Via the party page (and somewhat Corbyn’s page) Labour was recreating tried and tested approaches seen via traditional campaigning. The ‘traditional Facebook campaign’ via the leader and party page, saw the party using core policy messages, open inclusive rhetoric and a focus on information over participation to campaign to the mass public. Party page content was infographic heavy, with this traditional Facebook campaign focused on depersonalised info & policy, using Facebook like leaflets. You would seldom find a Labour Party page post that featured Corbyn, instead he was hidden on the page, a clever communications strategy for the party, because much of the public were not enamoured with Corbyn.
This strategy worked especially well because rather than your local Labour pavement campaign group these infographics would be shared by your mum. With the content accessible and clear. This was all the while Momentum was going exceedingly viral activating audiences, while Corbyn smashed viewing records for Labour’s Live events all livestreamed on Facebook. Finally, Corbyn’s page acted more akin to a middle man, utilising less policy focus, instead operating as a passionate vehicle for partisanship/personalisation. This was about getting the public activated, for example registering to vote, spreading messages and undermining Theresa May.

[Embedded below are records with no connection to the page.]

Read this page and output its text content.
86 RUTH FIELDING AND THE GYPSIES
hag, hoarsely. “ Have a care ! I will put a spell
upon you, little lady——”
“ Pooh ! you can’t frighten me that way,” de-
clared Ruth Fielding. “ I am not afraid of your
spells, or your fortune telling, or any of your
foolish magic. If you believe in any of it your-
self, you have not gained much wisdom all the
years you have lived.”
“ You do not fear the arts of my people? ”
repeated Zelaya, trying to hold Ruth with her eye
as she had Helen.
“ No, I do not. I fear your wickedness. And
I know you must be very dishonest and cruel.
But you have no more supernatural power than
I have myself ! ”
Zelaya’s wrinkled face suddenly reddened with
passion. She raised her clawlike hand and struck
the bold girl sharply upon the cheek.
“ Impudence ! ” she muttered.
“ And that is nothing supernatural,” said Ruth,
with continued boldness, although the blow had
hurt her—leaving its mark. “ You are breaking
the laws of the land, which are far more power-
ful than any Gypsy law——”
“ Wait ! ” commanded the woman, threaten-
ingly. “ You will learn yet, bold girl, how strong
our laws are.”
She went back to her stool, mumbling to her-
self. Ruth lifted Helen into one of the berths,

This Janus-faced campaign approach meant Labour was speaking to different groups in an efficient way. The multifaceted approach allowed Labour to engage in different strands of organic communications, campaigning to (and through) different audiences in the most effective manner. Satellite campaigns and Janus-faced campaigning are core approaches to how parties are using Facebook. Although multi-faceted approaches are not revolutionary, their use via Facebook represents an evolutionary leap in how parties are campaigning on the platform. Momentum are revealing the future direction of campaigns, because they clearly engage with the idea that online activity can lead to offline action. Lines were blurred between online activism and offline action, with the party interested in more fluid conceptions of membership and how to run a political campaign. At the edges of the Labour campaign we are therefore seeing the rise of new methods in Facebook use, as well as the lines of distinction between online and offline campaigning being blurred. As such, further study of Momentum must occur given they are altering how Facebook is used as a campaign tool.
I will be working on it further to submit to a journal, but I am going to be busy soon so want the knowledge out there ASAP (thus the preprint).
I have also coded the Tories leader and party pages 2015/17, Labour leader and party page 2015 + Momentum in 2018 so more to come.
- Dommett, K. and Temple, L., 2018. Digital campaigning: The rise of Facebook and satellite campaigns. Parliamentary Affairs, 71(suppl_1), pp.189–202.
- Margetts, H.Z., 2001. The cyber party: the causes and consequences of organisational innovation in European political parties. Oxford Internet Institute.